A discussion on IRC sparkled some interest on how various I/O things work in Linux. I wrote small microbenchmarking program (where all configuration is in source file, and I/O modes can be changed by editing various places in code ;-), and started playing with performance.
The machine for this testing was RAID10 16disk box with 2.6.24 kernel, and I tried to understand how O_DIRECT works, and how fsync() works and ended up digging into some other stuff.
My notes for now are:
- O_DIRECT serializes writes to a file on ext2, ext3, jfs, so I got at most 200-250w/s.
- xfs allows parallel (and out-of-order, if that matters) DIO, so I got 1500-2700w/s (depending on file size – seek time changes.. :) of random I/O without write-behind caching. There are few outstanding bugs that lock this down back to 250w/s (#xfs@freenode: “yeah, we drop back to taking the i_mutex in teh case where we are writing beyond EOF or we have cached pages”, so
posix_fadvise(fd, 0, filesize, POSIX_FADV_DONTNEED)
helps).
- fsync(),sync(),fdatasync() wait if there are any writes, bad part – it can wait forever. Filesystems people say thats a bug – it shouldn’t wait for I/O that happened after sync being called.

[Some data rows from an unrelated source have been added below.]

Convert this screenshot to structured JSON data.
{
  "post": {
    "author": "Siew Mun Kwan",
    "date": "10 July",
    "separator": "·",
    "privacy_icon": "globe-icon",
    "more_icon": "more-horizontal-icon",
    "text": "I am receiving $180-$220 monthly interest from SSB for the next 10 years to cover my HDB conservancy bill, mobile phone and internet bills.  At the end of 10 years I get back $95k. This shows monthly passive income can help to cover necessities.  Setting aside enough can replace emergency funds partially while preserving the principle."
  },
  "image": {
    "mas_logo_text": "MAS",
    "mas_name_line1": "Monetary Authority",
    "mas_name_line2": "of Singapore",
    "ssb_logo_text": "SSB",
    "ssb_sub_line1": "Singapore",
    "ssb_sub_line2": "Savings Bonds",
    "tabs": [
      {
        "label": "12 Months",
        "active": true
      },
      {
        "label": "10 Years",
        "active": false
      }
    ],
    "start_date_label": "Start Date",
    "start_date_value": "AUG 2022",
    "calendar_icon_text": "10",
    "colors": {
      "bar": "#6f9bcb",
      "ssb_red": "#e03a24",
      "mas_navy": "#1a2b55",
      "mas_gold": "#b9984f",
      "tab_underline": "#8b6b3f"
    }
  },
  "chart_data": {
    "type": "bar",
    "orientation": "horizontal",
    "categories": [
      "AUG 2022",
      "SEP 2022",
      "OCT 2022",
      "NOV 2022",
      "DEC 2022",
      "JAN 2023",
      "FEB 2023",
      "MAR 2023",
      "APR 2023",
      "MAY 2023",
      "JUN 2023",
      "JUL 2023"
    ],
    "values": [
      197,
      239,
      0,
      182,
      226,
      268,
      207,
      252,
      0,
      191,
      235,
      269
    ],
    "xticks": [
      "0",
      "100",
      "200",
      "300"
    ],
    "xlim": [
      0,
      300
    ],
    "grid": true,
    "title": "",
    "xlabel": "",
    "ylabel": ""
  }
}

I tend to believe, as it causes stuff like InnoDB semaphore waits and such.
Of course, having write-behind caching at the controller (or disk, *shudder*) level allows filesystems to be lazy (and benchmarks are no longer that different), but having the upper layers work efficiently is quite important too, to avoid bottlenecks.
It is interesting, that write-behind caching isn’t needed that much anymore for random writes, once filesystem parallelizes I/O, even direct, nonbuffered one.
Anyway, now that I found some of I/O properties and issues, should probably start thinking how they apply to the upper layers like InnoDB.. :)
Domas,
So if you use O_DIRECT with ext-2 and InnoDB, do you want to use file per table to reduce the problem from not getting concurrent IO requests to a file?
Mark,
Indeed using file per table helps a lot but you also need to keep in mind UNDO (in the main tablespace) and also you may have couple of tables being hot even in case of file_per_table configuration.
In general this is a big gotcha for O_DIRECT for write intensive workloads.
Mark,
I didn’t test this with multiple files, but it may be one of workarounds. Of course, if you have write-behind caching at RAID controller level, it mitigates lots of the issue.
I didn’t try AIO though – may be one of possible workarounds too. It all also can be kernel dependent, there’re lots and lots of variables around and it is better to test ;-)
I reproduced the same performance (serialized writes when one file is used) for ext-2, O_DIRECT and SW RAID 0.
it will be fun to reproduce it on ext4.
a xfs vs ext4 match !
Domas,
Did you ever find a kernel/xfs version that doesn’t serialize requests when using XFS/MySQL/O_DIRECT?
As far as I can tell, the only workaround (if you want O_DIRECT) is to have a battery backed write cache to minimize the serialization impact, since it seems that XFS, ext3, etc. all have this issue.
All of them don’t serialize, if there’re no dirty pages.
All of them do, if there are.
Just make sure you don’t have dirty pages (don’t open ibdata with other programs), and you’ll be fine.